El Colombiano reportó que los jugadores Yerry Mina y Juan Guillermo Cuadrado se reunieron con el presidente electo de Colombia, Abelardo de la Espriella, y le hicieron entrega de una camiseta de la selección Colombia. El encuentro se da en un contexto de cercanía pública entre el dirigente y figuras del fútbol nacional.
Mina y Cuadrado son dos de los jugadores colombianos con mayor trayectoria en el fútbol internacional. Mina se desempeña como defensor central y ha militado en clubes de Europa y de la liga colombiana. Cuadrado, por su parte, es uno de los volantes más reconocidos del país, con una carrera consolidada en el fútbol europeo, particularmente en Italia.
La visita ocurre después de un cruce de mensajes públicos entre el presidente electo y los deportistas, que el propio medio reseñó. Ese intercambio había generado expectativa entre seguidores de ambos bandos sobre si habría un acercamiento personal. El encuentro en persona parece zanjar, al menos de momento, esa distancia mediática.
El gesto simbólico de entregar una camiseta de la selección suele leerse como un reconocimiento protocolar hacia autoridades del Estado. En Colombia, distintos mandatarios han recibido presentes similares de parte de delegaciones deportivas, en un gesto que mezcla cortesía y visibilidad pública para ambas partes.

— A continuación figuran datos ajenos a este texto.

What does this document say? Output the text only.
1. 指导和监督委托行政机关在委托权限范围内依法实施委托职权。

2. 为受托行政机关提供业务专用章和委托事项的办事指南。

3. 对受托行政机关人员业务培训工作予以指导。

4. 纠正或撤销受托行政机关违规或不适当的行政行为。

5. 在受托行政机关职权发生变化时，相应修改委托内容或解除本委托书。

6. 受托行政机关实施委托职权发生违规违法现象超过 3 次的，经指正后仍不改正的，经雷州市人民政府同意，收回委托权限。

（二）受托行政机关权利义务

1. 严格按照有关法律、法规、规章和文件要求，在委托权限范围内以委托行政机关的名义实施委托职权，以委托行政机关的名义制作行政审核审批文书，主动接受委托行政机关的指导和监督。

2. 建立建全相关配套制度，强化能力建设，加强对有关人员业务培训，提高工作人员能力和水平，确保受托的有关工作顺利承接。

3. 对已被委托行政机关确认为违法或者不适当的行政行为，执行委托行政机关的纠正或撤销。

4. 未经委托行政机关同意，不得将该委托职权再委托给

Para el gobierno que se prepara para iniciar funciones, este tipo de acercamientos con figuras de alto reconocimiento ciudadano pueden tener lectura política. El fútbol concentra buena parte de la atención masiva en el país, y la relación con jugadores visibles suele ser seguida de cerca por la opinión pública y por los medios de comunicación.
Según El Colombiano, la reunión se produjo en un ambiente cordial. El medio no detalla el lugar exacto del encuentro ni entregó declaraciones textuales de los protagonistas en el extracto disponible, por lo que el tono y los términos de la conversación quedan por precisar en versiones posteriores.
El episodio se inscribe en la etapa de transición hacia el nuevo gobierno. En esa fase, los mandatarios electos suelen mantener reuniones con distintos sectores de la sociedad, entre ellos el deporte, la cultura y el empresariado, en busca de respaldos y diálogos que luego se traduzcan en políticas públicas o en gestos de cohesión nacional.
Queda por verse si de este acercamiento se derivarán acciones concretas entre el gobierno entrante y el mundo del fútbol, como apoyo a programas sociales a través del deporte, invitaciones a eventos oficiales o declaraciones conjuntas sobre temas que afecten a los deportistas colombianos en el exterior.